The Badrinath temple is the main attraction in the town. According to legend Adi Shankara discovered a black stone image of Lord Badrinarayan made of Saligram stone in the Alaknanda River. He originally enshrined it in a cave near the Tapt Kund hot springs. In the sixteenth century, the King of Garhwal moved the murti to the present temple. 



The temple is approximately 50 ft (15 m) tall with a small cupola on top, covered with a gold gilt roof. The facade is built of stone, with arched windows. A broad stairway leads up to a tall arched gateway, which is the main entrance. The architecture resembles a Buddhist vihara (temple), with the brightly painted facade also more typical of Buddhist temples. Just inside is the mandapa, a large pillared hall that leads to the garbha griha, or main shrine area. The walls and pillars of the mandapa are covered with intricate carving. 

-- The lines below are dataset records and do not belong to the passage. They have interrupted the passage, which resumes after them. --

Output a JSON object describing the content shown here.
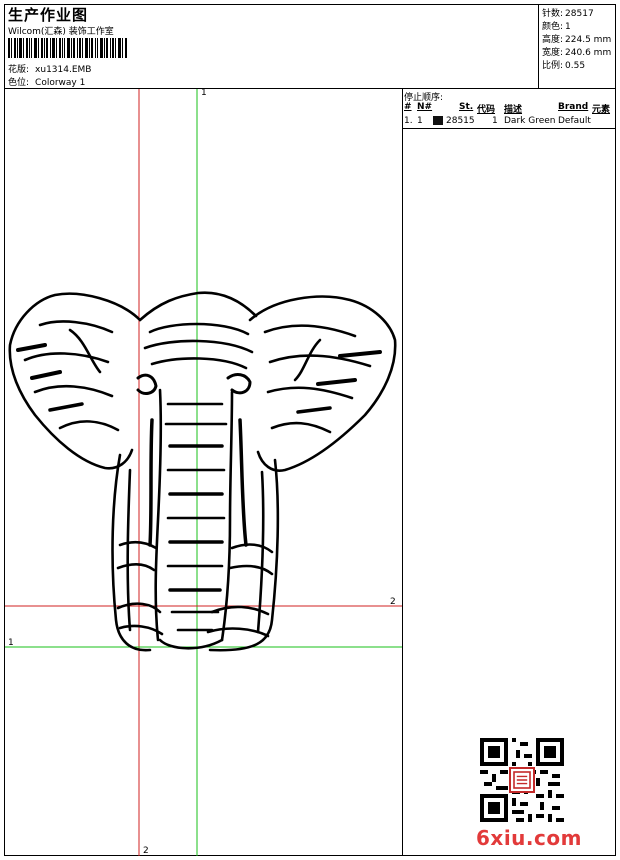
{
  "header": {
    "title": "生产作业图",
    "company": "Wilcom(汇森) 装饰工作室",
    "design_label": "花版:",
    "design_value": "xu1314.EMB",
    "colorway_label": "色位:",
    "colorway_value": "Colorway 1"
  },
  "stats": {
    "stitches_label": "针数:",
    "stitches_value": "28517",
    "colors_label": "颜色:",
    "colors_value": "1",
    "height_label": "高度:",
    "height_value": "224.5 mm",
    "width_label": "宽度:",
    "width_value": "240.6 mm",
    "scale_label": "比例:",
    "scale_value": "0.55"
  },
  "stop_sequence": {
    "title": "停止顺序:",
    "columns": [
      "#",
      "N#",
      "St.",
      "代码",
      "描述",
      "Brand",
      "元素"
    ],
    "rows": [
      {
        "index": "1.",
        "needle": "1",
        "stitches": "28515",
        "code": "1",
        "description": "Dark Green",
        "brand": "Default",
        "swatch_color": "#111111"
      }
    ]
  },
  "guides": {
    "v1_label": "1",
    "v1_bottom_label": "2",
    "h1_label": "1",
    "h2_label": "2"
  },
  "watermark": {
    "text": "6xiu.com"
  },
  "colors": {
    "guide_green": "#19c219",
    "guide_red": "#d02020",
    "watermark_red": "#e23a3a"
  }
}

The temple is dedicated to Lord Vishnu of the Hindu trinity of Gods, who is seen in a meditative pose, surrounded by idols of other gods like Nar, Narayana, Narad, Ganesha, Garud and Kuber. In the winter season, the idol of Lord Badri is shifted to Yogadhyan Badri in Pandukeshwar (Chamoli district). 




Tapt Kund 




Just below the temple, there is a natural thermal spring which is believed to be infused with therapeutic properties. A dip in the holy and hot waters of the Kund is necessary before a devotee visits the sacred shrine of Badrinath. Near the Tapt Kund also lie five boulders which are, as per mythology, Narad, Narsingh, Varah, Garur and Markanday. 








Between two seasonal lakes, on the opposite bank of Alaknanda, there exists a big rock which gives the impression of Shesh Nag, the legendary snake of Lord Vishnu. The Sheshnetra has a natural mark which looks like an eye of the Shesh Nag. Located 1.5 km from the temple, the serpent is believed to be guarding the sacred shrine of Badrinath. 




Fairs & Festivals 




In the month of April is celebrated a traditional festival called Rali. There is a story behind the festival, which tells one of the supreme sacrifices by a girl called Rali who jumped into the river as she was married to a boy child, years younger to her. Today, of course, the festival is hosted by young girls and boys to 'obtain suitable husbands and wives'. It comprises of a series of fascinating rites such as dressing up of images of Rali and her child groom in bridal finery.